Thursday, March 13, 2008

Cost/Benefit

This article in The Nation should be supported by any conservative:

Can we out-trump the conservatives on economics and demand a policy payback analysis to all federal or state investments? How would pet Republican programs do if their corporate welfare programs had to be benchmarked against, say, proven pre-kindergarten education investments for kids? Let's get the substantive cost-benefit analysis done to make that case on everything we are in favor of achieving in the next thirty years.


It's easy to rag on corporate welfare and certainly there's a bunch of it in the budget, much of it perpetrated by Republicans. It's this sort of anti-conservatism that has us in danger of being left as a 20% rump for a generation. Embracing this sort of rigorous analysis would lead us to a better understanding of what the proper role of government would be.

I also want to take up this:

Conservatives would be forced to take a public stance against doing the math on what government buys, and abandon their argument that government spending is useless.
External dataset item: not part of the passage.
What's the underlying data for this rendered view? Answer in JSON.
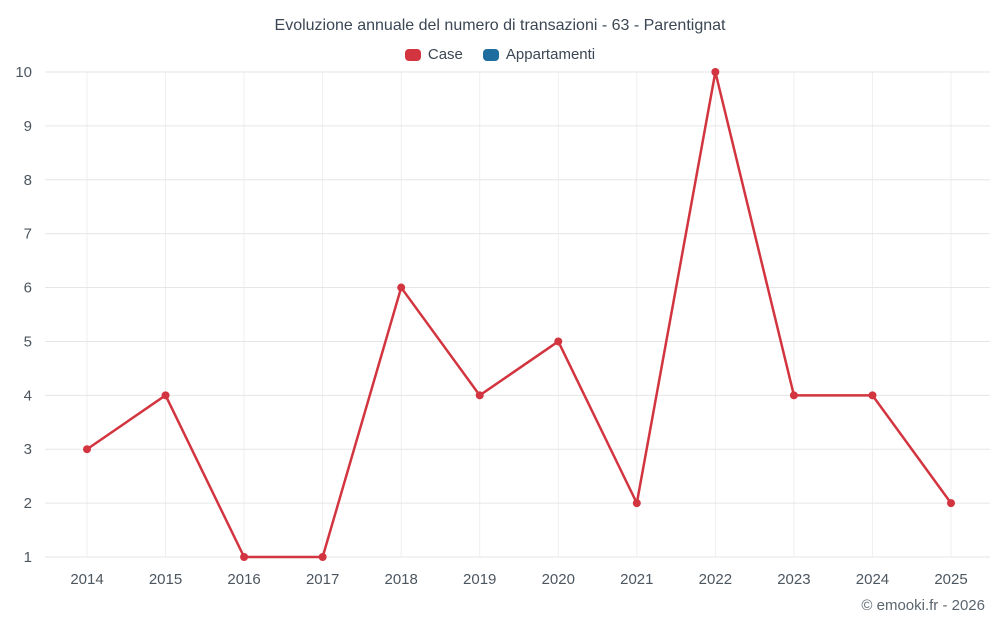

Nobody in American government believes that government spending is useless. As this article so ably points out, history is replete with examples of government programs with lots of upside benefit that exceeded their cost. It's even more replete with programs that didn't work worth a damn or whose benefits were overwhelmed by unintended consequences. A really rigorous cost/benefit, that took into account all the costs and benefits of a program, monetary or not, would really help us to identify those expenditures that will be helpful, and those that won't. I don't think that sort of work would favor much of the current Democratic agenda, but if it did, let's do it. Republicans (especially the current crew) don't have a monopoly on good ideas, after all.